Еще о книге Нисковских. Как-то я отметил исключительную силу человеческой страсти, когда действует не разум, а то, что определяется природной сутью человека и его бытием. Когда из-за элементарного завода, обиды, оскорбления человек становится невосприимчив к любым самым сильным аргументам. Здравый смысл отступает перед ничтожным упрямством. Компромисс, достигаемый в великих делах, становится невозможным в мелочах. Позиция лояльного арбитра двух дерущихся моментально меняется, как только он становится активным сторонником одного, а еще больше, если вдруг проникается своей собственной.

У нас с Нисковских существовала некая негласная договоренность ухода от споров в части оценки исторических событий, а поскольку они порождены людьми, то, естественно, и конкретных личностей, больше всего в части оценки деяний Сталина.

Я более открытый человек в провозглашении своих взглядов. Виталий же, как правило, отмалчивался и тем более старался уклониться от полемики, но вот не выдержал и, прямо в пику мне, изложил свою точку зрения на все до того мной ему наговоренное. Не могу не оспорить его позицию, или хотя бы не уточнить ее.

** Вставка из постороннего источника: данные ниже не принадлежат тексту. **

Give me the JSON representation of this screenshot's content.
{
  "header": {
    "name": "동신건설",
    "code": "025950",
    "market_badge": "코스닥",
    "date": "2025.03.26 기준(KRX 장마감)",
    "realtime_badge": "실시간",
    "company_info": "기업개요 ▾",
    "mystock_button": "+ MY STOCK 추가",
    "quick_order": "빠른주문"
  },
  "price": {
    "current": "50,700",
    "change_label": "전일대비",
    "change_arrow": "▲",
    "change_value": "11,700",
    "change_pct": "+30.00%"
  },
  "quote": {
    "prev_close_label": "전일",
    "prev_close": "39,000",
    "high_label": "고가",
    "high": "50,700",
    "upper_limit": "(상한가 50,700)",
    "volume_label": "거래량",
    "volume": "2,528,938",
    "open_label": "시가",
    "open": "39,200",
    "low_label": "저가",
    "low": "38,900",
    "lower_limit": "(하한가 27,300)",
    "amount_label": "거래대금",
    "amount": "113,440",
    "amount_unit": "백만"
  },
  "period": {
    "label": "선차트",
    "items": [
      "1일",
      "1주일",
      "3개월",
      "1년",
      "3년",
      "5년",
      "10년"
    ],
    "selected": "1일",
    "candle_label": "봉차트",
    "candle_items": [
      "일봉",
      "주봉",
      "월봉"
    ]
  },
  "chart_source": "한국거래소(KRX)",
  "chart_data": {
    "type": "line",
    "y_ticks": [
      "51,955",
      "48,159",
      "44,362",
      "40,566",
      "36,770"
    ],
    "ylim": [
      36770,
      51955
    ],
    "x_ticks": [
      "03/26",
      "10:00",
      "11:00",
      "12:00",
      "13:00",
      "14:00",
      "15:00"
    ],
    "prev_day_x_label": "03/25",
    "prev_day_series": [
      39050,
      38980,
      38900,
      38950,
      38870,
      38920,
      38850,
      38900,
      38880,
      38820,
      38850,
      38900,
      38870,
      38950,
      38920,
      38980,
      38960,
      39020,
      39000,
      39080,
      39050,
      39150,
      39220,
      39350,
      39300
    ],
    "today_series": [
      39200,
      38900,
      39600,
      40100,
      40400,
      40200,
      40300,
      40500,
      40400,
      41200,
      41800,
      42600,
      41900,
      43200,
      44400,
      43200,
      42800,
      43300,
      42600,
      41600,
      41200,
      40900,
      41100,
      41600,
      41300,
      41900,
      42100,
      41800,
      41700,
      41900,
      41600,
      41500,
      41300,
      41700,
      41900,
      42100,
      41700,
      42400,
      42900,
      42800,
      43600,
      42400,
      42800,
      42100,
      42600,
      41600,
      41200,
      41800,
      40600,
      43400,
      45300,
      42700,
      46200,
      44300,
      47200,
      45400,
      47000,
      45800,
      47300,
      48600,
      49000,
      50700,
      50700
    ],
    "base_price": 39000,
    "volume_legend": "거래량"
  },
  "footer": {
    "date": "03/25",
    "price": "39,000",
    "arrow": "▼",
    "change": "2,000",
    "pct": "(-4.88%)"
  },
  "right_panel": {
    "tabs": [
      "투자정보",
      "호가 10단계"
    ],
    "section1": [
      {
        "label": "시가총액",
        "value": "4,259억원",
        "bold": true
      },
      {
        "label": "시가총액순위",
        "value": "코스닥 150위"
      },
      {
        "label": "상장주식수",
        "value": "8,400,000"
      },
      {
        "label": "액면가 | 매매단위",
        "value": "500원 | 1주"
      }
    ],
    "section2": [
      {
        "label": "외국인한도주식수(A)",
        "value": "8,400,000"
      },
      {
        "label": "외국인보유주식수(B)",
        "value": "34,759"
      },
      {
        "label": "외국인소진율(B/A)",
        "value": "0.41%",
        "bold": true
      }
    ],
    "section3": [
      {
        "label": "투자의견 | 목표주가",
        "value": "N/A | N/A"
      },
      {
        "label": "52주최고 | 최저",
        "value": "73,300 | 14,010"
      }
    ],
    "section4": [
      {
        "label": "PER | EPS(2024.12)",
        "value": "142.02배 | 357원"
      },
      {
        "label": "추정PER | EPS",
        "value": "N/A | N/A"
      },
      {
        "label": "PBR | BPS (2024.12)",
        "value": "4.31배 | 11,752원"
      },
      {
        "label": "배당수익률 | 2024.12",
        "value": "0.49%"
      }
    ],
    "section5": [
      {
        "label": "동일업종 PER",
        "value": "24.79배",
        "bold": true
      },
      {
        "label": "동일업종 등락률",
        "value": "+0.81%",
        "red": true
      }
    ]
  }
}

В своей книге Нисковских называет Сталина, потрясавшего миром и «заставившего» написать о себе тысячи книг, статей, воспоминаний, «одной из самых одиозных личностей двадцатого века». Считает «в высшей степени аморальным бросать на одну чашу достижения страны, а на другую человеческие судьбы» и, вместе с тем, как бы противореча себе, признает, что «история сохранит все, включая и светлые и мрачные ее стороны». И верно, конечно, его последнее. Когда это нам известная и нас особо занимающая история делалась не «аморальным» образом? И вообще, в части оценки деяний великих людей следует для объективности не забывать известное высказывание Гегеля:

«Всемирная история совершается в более высокой сфере, чем та, к которой приурочена моральность и которую составляет образ мыслей частных лиц, совесть индивидуумов. Нельзя к всемирно-историческим деяниям и к совершающим их лицам предъявлять моральные требования, которые неуместны по отношению к ним. Против них не должны раздаваться скучные жалобы о личных добродетелях, смирении, любви к людям и сострадательности… Великая личность вынуждена растоптать иной невинный цветок, сокрушить многое на своем пути». Или того же Энгельса (тоже весьма неглупого человека, если отбросить его непомерную увлеченность марксизмом), который упоминал о том, что любой исторический процесс сопровождается великими историческими бедствиями.

Добавлю и от себя, что такая личность, как правило, появляется и действует на грани исторических эпох, когда идиотизм предшествующей достигает такого уровня, что он не может быть низвергнут без элементарного насилия. Того самого «суда истории», «суда народа», о которых я уже не раз упоминал.

В утверждениях Нисковских усматривается, кроме того, еще и просто некая тенденциозность. Отмечает он, например, «грандиозные успехи», наличие в стране «эмоционального подъема, способствующего успешному свершению грандиозных планов», но в контексте одного сплошного негатива. Индустриальные объекты строились у нас «за счет продажи зерна и продовольствия за рубеж» и создания в стране «искусственного голода»; «развитие промышленности происходило за счет бесплатного труда миллионов каторжан, многие ученые и конструкторы создавали свои шедевры за решеткой «шарашек» и т. д. А где же, спрашивается, все остальные, что «не сидели», и откуда у них энтузиазм и самозабвенное отношение к созидательному труду и, особенно, как раз в те сталинские годы? Ведь развал-то нашей системы начался уже после Сталина и отнюдь не от того, что было «покончено с крепостным правом на селе», «исчезла дармовая сила» лагерников и некому стало работать. Были к тому более глубокие основания. У меня об этом написано много историчнее и доказательнее. Но откуда такая предвзятость у весьма умного мужика, конструктора и даже аналитика по самому характеру своей профессии?